Best practice/Patterns for two way data synchronisation

algorithmsdatabase-developmentdesign-patternssynchronization

Quite often in my work the idea of 2-way data synchronisation between database systems crops up. The classic example is two slightly different CRM systems (say, Raiser's Edge and Salesforce) and the need to have a two-way sync of Contact data between them.

API considerations aside, assuming you have a shared key to sync on, and purely thinking of the algorithm/pattern to be employed, this is a task that is often underestimated by non-techies.

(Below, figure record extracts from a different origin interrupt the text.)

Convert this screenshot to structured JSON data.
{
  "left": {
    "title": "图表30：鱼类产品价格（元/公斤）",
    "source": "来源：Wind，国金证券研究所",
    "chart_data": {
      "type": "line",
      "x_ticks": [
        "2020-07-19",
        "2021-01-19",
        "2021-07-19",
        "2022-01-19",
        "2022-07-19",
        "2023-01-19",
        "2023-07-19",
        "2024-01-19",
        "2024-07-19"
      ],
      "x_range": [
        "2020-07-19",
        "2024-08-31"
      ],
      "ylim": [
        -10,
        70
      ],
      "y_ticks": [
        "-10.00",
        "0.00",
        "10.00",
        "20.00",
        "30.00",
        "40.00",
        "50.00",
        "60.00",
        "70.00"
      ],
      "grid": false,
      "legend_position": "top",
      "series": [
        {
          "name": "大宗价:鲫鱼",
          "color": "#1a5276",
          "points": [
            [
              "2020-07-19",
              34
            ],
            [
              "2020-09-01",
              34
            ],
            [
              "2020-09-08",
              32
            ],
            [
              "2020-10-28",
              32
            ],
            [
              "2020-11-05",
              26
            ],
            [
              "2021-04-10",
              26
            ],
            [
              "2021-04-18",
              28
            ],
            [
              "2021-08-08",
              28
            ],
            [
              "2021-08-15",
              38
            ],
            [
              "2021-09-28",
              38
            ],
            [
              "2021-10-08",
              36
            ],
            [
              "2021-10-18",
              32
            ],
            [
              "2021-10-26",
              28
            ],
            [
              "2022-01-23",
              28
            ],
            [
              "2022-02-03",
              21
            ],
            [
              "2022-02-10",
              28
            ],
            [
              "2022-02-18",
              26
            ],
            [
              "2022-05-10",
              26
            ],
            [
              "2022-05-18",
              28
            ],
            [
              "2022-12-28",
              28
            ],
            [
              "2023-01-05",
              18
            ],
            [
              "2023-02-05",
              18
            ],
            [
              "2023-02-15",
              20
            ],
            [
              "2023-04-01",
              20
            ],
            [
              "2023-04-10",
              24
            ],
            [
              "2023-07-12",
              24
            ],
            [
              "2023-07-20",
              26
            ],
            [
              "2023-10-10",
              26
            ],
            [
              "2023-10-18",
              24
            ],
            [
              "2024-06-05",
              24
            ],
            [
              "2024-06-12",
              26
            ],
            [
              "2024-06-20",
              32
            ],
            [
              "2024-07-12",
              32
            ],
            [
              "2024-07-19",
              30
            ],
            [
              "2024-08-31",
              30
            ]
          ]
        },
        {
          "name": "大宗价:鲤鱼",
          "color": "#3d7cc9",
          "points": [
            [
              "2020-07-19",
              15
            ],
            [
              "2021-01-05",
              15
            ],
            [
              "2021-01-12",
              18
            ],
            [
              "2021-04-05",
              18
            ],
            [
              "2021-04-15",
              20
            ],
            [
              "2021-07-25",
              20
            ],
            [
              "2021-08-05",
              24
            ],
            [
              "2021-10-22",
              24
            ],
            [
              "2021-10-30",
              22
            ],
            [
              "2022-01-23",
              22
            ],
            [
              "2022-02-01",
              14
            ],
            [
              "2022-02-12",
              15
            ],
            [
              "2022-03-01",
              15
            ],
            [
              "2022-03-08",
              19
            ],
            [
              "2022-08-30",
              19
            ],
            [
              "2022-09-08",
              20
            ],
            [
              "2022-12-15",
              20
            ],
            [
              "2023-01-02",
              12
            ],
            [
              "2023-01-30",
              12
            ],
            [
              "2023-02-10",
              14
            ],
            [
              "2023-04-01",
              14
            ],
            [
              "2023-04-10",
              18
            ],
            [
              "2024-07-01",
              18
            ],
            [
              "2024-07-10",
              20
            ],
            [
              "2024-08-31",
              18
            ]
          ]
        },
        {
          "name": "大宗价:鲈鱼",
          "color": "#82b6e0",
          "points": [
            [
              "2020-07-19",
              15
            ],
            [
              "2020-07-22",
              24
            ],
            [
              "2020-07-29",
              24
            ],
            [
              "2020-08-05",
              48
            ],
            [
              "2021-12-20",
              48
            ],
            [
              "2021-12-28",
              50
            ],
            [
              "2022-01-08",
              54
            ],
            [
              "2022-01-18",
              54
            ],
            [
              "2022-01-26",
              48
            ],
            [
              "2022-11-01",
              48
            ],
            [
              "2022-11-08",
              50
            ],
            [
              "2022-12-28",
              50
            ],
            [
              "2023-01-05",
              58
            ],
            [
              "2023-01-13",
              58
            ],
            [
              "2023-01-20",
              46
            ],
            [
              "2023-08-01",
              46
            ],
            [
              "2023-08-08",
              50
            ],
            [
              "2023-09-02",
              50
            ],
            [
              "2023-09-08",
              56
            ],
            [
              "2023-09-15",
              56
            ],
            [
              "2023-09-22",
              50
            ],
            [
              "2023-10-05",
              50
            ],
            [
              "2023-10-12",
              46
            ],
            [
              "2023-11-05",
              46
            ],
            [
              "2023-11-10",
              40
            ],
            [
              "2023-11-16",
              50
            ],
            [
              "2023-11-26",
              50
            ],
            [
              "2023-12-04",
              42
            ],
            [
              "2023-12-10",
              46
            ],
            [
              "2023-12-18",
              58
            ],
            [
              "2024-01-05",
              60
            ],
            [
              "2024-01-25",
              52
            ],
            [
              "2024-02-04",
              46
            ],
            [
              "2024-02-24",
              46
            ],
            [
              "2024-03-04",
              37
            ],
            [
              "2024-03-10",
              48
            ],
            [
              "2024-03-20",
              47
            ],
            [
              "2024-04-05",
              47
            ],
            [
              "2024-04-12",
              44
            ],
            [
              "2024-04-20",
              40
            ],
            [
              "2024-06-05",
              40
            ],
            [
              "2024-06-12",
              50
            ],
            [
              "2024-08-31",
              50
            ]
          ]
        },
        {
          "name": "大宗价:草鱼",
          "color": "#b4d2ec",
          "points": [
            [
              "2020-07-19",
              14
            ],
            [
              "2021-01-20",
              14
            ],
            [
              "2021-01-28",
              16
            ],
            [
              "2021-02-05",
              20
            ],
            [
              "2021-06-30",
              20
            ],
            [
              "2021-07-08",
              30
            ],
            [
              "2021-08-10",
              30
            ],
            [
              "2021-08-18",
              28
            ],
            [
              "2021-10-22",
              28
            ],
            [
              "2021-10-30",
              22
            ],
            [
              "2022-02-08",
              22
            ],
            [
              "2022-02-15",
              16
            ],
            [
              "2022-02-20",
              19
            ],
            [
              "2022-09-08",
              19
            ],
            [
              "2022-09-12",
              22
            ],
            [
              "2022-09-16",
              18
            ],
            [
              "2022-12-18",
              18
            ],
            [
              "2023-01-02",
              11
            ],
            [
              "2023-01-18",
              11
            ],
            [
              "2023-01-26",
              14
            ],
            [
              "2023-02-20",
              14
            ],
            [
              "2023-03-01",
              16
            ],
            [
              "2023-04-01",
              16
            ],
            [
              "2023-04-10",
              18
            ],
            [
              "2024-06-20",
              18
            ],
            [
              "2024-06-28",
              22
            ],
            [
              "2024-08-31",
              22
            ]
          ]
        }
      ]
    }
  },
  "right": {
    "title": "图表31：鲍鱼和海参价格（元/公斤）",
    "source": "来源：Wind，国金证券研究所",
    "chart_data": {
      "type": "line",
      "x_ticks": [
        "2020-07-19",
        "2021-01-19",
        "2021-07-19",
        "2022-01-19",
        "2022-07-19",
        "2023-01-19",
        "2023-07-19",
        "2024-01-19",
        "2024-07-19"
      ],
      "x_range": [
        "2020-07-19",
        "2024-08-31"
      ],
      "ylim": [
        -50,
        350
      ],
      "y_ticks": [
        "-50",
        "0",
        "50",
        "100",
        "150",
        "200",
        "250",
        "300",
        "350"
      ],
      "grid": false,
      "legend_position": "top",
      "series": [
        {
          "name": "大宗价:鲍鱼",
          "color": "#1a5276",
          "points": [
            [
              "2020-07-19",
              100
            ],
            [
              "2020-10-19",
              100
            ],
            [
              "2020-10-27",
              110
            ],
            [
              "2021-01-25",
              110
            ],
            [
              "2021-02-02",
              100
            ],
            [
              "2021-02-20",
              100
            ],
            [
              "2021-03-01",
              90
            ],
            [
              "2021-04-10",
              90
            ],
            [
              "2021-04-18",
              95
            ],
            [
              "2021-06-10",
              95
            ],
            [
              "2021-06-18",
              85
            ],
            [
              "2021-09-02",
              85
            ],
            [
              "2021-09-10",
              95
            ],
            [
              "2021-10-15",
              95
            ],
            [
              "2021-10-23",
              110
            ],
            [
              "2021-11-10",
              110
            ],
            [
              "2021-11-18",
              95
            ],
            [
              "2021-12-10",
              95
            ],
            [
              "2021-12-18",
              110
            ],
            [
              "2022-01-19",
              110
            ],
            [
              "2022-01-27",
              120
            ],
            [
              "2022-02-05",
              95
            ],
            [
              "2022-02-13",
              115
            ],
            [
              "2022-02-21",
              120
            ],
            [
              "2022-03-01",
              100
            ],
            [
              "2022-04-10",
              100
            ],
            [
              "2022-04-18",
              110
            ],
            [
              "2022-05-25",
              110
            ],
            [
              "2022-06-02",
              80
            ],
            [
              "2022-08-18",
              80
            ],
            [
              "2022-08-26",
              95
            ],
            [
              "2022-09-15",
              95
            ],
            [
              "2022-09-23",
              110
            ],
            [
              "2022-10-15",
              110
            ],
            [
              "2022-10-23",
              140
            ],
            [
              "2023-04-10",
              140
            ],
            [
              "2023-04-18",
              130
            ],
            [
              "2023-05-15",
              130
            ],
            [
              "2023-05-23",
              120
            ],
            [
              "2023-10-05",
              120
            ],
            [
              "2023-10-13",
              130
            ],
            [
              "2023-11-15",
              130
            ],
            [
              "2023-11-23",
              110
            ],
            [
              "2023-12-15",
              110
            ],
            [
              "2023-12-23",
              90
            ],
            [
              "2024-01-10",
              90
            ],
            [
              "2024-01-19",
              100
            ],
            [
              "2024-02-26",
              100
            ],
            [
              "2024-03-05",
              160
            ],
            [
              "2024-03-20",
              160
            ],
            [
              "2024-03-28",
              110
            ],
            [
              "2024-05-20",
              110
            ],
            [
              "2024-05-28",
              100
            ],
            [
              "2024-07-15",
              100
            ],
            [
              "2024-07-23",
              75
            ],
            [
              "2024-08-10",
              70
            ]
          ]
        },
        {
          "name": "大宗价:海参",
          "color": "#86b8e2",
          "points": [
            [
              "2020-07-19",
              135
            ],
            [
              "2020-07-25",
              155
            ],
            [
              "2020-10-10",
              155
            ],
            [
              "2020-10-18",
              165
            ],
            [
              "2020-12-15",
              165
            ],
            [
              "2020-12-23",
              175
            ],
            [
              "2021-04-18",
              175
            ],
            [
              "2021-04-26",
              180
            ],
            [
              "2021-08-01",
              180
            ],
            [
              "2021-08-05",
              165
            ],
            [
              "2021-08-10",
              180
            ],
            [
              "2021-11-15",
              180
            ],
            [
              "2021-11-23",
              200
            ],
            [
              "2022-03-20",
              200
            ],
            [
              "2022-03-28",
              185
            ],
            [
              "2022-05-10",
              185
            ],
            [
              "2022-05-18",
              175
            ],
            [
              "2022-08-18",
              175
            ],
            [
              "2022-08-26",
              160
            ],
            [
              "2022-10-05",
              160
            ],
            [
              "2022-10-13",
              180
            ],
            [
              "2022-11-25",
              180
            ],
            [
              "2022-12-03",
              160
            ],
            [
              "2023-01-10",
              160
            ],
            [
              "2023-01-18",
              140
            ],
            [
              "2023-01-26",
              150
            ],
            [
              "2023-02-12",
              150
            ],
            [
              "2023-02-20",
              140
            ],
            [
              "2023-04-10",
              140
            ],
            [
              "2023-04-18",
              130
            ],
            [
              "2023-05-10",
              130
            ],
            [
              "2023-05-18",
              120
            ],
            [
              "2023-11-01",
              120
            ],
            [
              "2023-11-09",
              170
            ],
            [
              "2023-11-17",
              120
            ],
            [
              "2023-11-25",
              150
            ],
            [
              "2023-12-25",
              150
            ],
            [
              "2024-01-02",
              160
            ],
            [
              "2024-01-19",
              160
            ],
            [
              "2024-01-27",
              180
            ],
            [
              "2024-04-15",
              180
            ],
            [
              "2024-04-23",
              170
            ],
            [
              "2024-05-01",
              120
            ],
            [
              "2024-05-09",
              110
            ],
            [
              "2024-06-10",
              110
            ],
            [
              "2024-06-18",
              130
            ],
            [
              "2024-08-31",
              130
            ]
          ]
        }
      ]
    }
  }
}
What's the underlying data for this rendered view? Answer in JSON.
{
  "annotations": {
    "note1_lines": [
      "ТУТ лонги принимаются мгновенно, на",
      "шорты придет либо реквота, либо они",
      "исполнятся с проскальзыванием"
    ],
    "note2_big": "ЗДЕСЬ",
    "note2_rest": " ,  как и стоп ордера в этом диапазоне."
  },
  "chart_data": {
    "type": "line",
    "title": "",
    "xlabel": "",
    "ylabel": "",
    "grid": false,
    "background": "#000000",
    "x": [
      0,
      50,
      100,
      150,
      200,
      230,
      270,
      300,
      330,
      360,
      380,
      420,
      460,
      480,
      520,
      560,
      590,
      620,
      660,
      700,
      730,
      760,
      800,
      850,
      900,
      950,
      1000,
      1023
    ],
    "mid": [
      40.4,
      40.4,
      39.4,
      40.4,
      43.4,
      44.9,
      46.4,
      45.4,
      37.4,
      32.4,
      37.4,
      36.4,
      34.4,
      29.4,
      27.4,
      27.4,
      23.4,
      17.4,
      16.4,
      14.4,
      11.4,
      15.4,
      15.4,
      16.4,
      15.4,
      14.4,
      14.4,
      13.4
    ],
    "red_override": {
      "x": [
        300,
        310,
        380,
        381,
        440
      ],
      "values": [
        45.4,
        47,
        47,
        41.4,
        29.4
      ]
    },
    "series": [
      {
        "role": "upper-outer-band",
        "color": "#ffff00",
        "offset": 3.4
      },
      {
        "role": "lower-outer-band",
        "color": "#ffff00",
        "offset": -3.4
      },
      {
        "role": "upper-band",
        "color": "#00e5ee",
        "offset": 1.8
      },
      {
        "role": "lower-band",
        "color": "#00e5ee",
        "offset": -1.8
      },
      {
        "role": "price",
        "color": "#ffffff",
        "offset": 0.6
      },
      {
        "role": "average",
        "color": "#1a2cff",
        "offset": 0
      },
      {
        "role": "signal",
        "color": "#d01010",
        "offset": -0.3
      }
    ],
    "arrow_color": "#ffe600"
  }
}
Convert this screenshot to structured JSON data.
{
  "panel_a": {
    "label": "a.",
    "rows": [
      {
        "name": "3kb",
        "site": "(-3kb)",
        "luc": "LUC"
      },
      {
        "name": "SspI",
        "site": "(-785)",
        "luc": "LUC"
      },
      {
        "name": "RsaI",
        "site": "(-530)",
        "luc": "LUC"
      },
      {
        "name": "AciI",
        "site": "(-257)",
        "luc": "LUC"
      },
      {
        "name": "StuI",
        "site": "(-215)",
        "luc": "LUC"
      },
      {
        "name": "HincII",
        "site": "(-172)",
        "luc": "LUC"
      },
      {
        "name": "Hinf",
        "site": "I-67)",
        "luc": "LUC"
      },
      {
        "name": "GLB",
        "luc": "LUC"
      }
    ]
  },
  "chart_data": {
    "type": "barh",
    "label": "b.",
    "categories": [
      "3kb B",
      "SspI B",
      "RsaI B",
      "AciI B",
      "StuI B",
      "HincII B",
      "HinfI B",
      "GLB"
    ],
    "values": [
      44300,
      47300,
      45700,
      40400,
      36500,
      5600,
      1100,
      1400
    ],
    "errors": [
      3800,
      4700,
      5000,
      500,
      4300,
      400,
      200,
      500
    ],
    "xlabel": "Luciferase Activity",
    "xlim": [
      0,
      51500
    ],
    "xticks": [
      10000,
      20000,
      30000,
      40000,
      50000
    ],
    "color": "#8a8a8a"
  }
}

For example, you have to watch out for:

  • Can you easily detect which records have changed in both systems (or will you have to compare all records between the systems to detect changes)
  • If you're going for a once-every-N-hours sync, how to deal with conflicts where the same record changes at more-or-less the same time in both systems
  • If you're going for a real-time sync (ie an update in one system immediately triggers an update to the other system) how to handle divergence over time due to bugs or system crashes

Personally I can think of ways to tackle all this but I'm wondering if there are any well known patterns, literature or best practices that I could refer to.

Best Answer

Yes, a hard problem, easily underestimated. And could be a lot of work. If you are on Microsoft technologies, you may want to have a look at Microsoft Sync Framework here and here.